Performance Considerations

Typical Retrieval Performance:

  • Processing Time: 400-1000ms per request
  • Sources Queried: 3-6 data sources (Knowledge, Salesforce Records, Vector Search)
  • Candidates Retrieved: 30-50 initial candidates
  • Final Selection: 3-5 most relevant items
  • Relevance Threshold: Minimum 0.7 semantic similarity score
note

Monitor your agent's performance through Setup → Einstein → Einstein for Service. Salesforce provides built-in analytics for response quality and retrieval effectiveness.


Configuration

Typical Retrieval Settings

info

The following configurations represent typical values used by Agentforce's RAG engine. These settings are managed by Salesforce and are NOT user-configurable in standard Agentforce implementations.

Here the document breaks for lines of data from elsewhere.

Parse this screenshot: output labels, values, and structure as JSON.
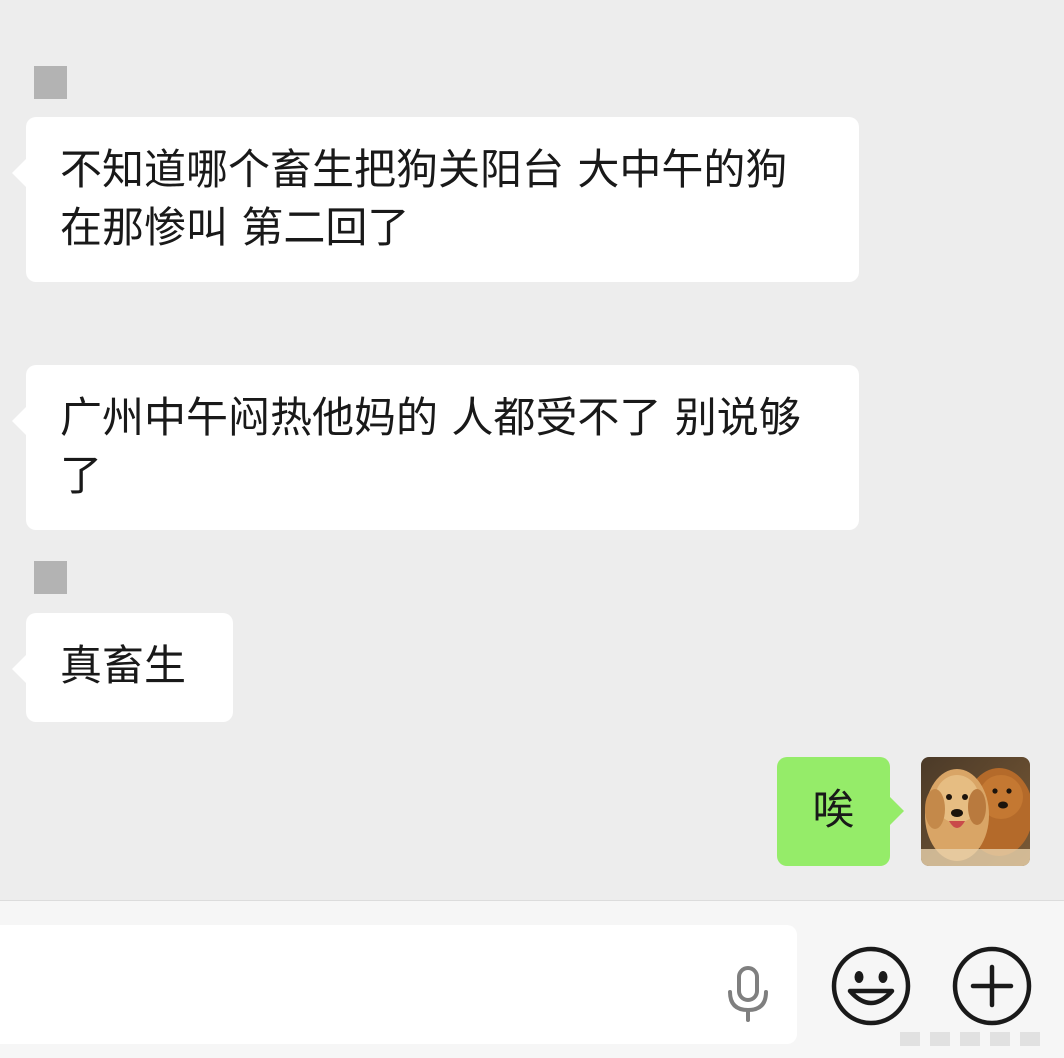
{
  "messages": [
    {
      "id": "m1",
      "direction": "incoming",
      "text": "不知道哪个畜生把狗关阳台 大中午的狗在那惨叫 第二回了"
    },
    {
      "id": "m2",
      "direction": "incoming",
      "text": "广州中午闷热他妈的 人都受不了 别说够了"
    },
    {
      "id": "m3",
      "direction": "incoming",
      "text": "真畜生"
    },
    {
      "id": "m4",
      "direction": "outgoing",
      "text": "唉"
    }
  ],
  "input_bar": {
    "message_value": "",
    "icons": [
      "microphone-icon",
      "emoji-icon",
      "plus-icon"
    ]
  },
  "colors": {
    "background": "#ededed",
    "incoming_bubble": "#ffffff",
    "outgoing_bubble": "#95ec69",
    "text": "#191919"
  }
}
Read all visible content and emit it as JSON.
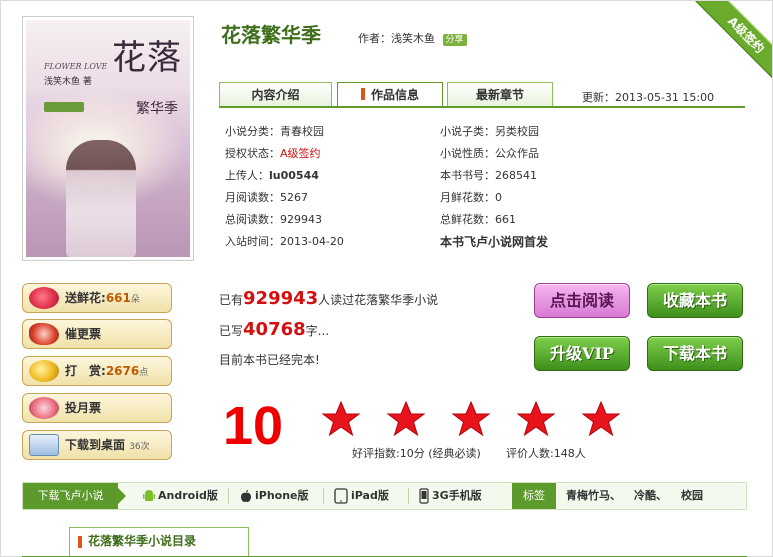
{
  "book": {
    "title": "花落繁华季",
    "author_label": "作者：",
    "author": "浅笑木鱼",
    "share": "分享",
    "ribbon": "A级签约"
  },
  "cover": {
    "title_big": "花落",
    "title_small": "繁华季",
    "subtitle": "FLOWER LOVE",
    "author_text": "浅笑木鱼 著"
  },
  "tabs": {
    "intro": "内容介绍",
    "info": "作品信息",
    "latest": "最新章节",
    "updated": "更新：2013-05-31 15:00"
  },
  "info": {
    "category_label": "小说分类：",
    "category": "青春校园",
    "subcategory_label": "小说子类：",
    "subcategory": "另类校园",
    "auth_label": "授权状态：",
    "auth": "A级签约",
    "nature_label": "小说性质：",
    "nature": "公众作品",
    "uploader_label": "上传人：",
    "uploader": "lu00544",
    "book_no_label": "本书书号：",
    "book_no": "268541",
    "monthly_reads_label": "月阅读数：",
    "monthly_reads": "5267",
    "monthly_flowers_label": "月鲜花数：",
    "monthly_flowers": "0",
    "total_reads_label": "总阅读数：",
    "total_reads": "929943",
    "total_flowers_label": "总鲜花数：",
    "total_flowers": "661",
    "join_label": "入站时间：",
    "join": "2013-04-20",
    "first_pub": "本书飞卢小说网首发"
  },
  "actions": {
    "flowers_label": "送鲜花:",
    "flowers_num": "661",
    "flowers_unit": "朵",
    "urge": "催更票",
    "reward_label": "打　赏:",
    "reward_num": "2676",
    "reward_unit": "点",
    "monthly_ticket": "投月票",
    "download_desktop": "下载到桌面",
    "download_count": "36次"
  },
  "stats": {
    "read_prefix": "已有",
    "read_num": "929943",
    "read_suffix": "人读过花落繁华季小说",
    "words_prefix": "已写",
    "words_num": "40768",
    "words_suffix": "字...",
    "status": "目前本书已经完本!"
  },
  "buttons": {
    "read": "点击阅读",
    "favorite": "收藏本书",
    "vip": "升级VIP",
    "download": "下载本书"
  },
  "rating": {
    "score": "10",
    "stars": 5,
    "note": "好评指数:10分 (经典必读)",
    "count": "评价人数:148人"
  },
  "platforms": {
    "label": "下载飞卢小说",
    "android": "Android版",
    "iphone": "iPhone版",
    "ipad": "iPad版",
    "g3": "3G手机版",
    "tags_label": "标签",
    "tags": [
      "青梅竹马、",
      "冷酷、",
      "校园"
    ]
  },
  "bottom": {
    "title": "花落繁华季小说目录"
  },
  "colors": {
    "brand_green": "#5b9a2b",
    "accent_red": "#d40f0f"
  }
}
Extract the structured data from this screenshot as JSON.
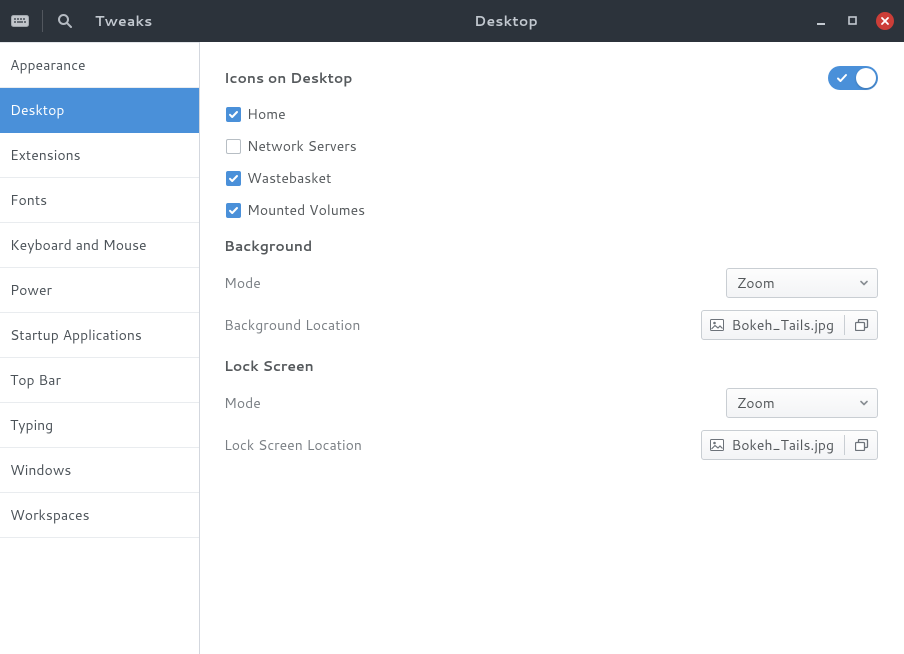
{
  "header": {
    "app_title": "Tweaks",
    "page_title": "Desktop"
  },
  "sidebar": {
    "items": [
      {
        "label": "Appearance",
        "selected": false
      },
      {
        "label": "Desktop",
        "selected": true
      },
      {
        "label": "Extensions",
        "selected": false
      },
      {
        "label": "Fonts",
        "selected": false
      },
      {
        "label": "Keyboard and Mouse",
        "selected": false
      },
      {
        "label": "Power",
        "selected": false
      },
      {
        "label": "Startup Applications",
        "selected": false
      },
      {
        "label": "Top Bar",
        "selected": false
      },
      {
        "label": "Typing",
        "selected": false
      },
      {
        "label": "Windows",
        "selected": false
      },
      {
        "label": "Workspaces",
        "selected": false
      }
    ]
  },
  "main": {
    "icons_section": {
      "title": "Icons on Desktop",
      "enabled": true,
      "options": [
        {
          "label": "Home",
          "checked": true
        },
        {
          "label": "Network Servers",
          "checked": false
        },
        {
          "label": "Wastebasket",
          "checked": true
        },
        {
          "label": "Mounted Volumes",
          "checked": true
        }
      ]
    },
    "background": {
      "title": "Background",
      "mode_label": "Mode",
      "mode_value": "Zoom",
      "location_label": "Background Location",
      "location_value": "Bokeh_Tails.jpg"
    },
    "lockscreen": {
      "title": "Lock Screen",
      "mode_label": "Mode",
      "mode_value": "Zoom",
      "location_label": "Lock Screen Location",
      "location_value": "Bokeh_Tails.jpg"
    }
  }
}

They are shown here for understanding how the system operates internally.

Example Retrieval Configuration:

{
"retrieval": {
"maxCandidates": 50,
"topK": 5,
"semanticThreshold": 0.7,
"enableHybridSearch": true,
"sources": {
"knowledgeBase": {
"enabled": true,
"weight": 1.0
},
"vectorSearch": {
"enabled": true,
"weight": 1.2
},
"salesforceRecords": {
"enabled": true,
"weight": 0.8
}
}
}
}

Typical Re-ranking Weights

Example Re-ranking Configuration:

{
"reranking": {
"semanticSimilarity": 0.40,
"recency": 0.20,
"authority": 0.15,
"userPreferences": 0.10,
"completeness": 0.10,
"accessibility": 0.05
}
}
What You CAN Configure

While the RAG engine parameters above are automatic, you can configure:

  • Data Sources: Enable/disable Knowledge Base, Data Cloud, Salesforce objects
  • Knowledge Articles: Select which articles are accessible
  • Record Access: Configure object and field-level security
  • Topic Filters: Define which topics trigger retrieval

Configure these in Setup → Agent → Topics & Actions


Best Practices

✅ Do's

  • ✅ Use hybrid search (keyword + semantic)
  • ✅ Re-rank results for optimal relevance
  • ✅ Track citations for transparency
  • ✅ Respect token limits in context selection
  • ✅ Monitor relevance scores

❌ Don'ts

  • ❌ Rely solely on keyword search
  • ❌ Skip re-ranking (uses first results)
  • ❌ Exceed token budgets
  • ❌ Ignore user permissions
  • ❌ Return uncited information

Troubleshooting

Issue: Low Relevance Scores

Symptoms:

  • Users report irrelevant information
  • Low satisfaction scores

Solutions:

  1. Tune re-ranking weights
  2. Expand vector embedding model
  3. Add more data sources
  4. Improve query understanding

Issue: Slow Retrieval

Symptoms:

  • Stage 5 takes > 1000ms
  • Timeout errors

Solutions:

  1. Add caching layer
  2. Reduce max candidates
  3. Optimize vector search indices
  4. Use parallel retrieval

Integration with Stage 6

Retrieved information moves to Stage 6: Quality & Safety Gates:



Stage 5 ensures AI responses are grounded in relevant, authoritative information through advanced RAG techniques, delivering 2x better relevance than basic keyword search.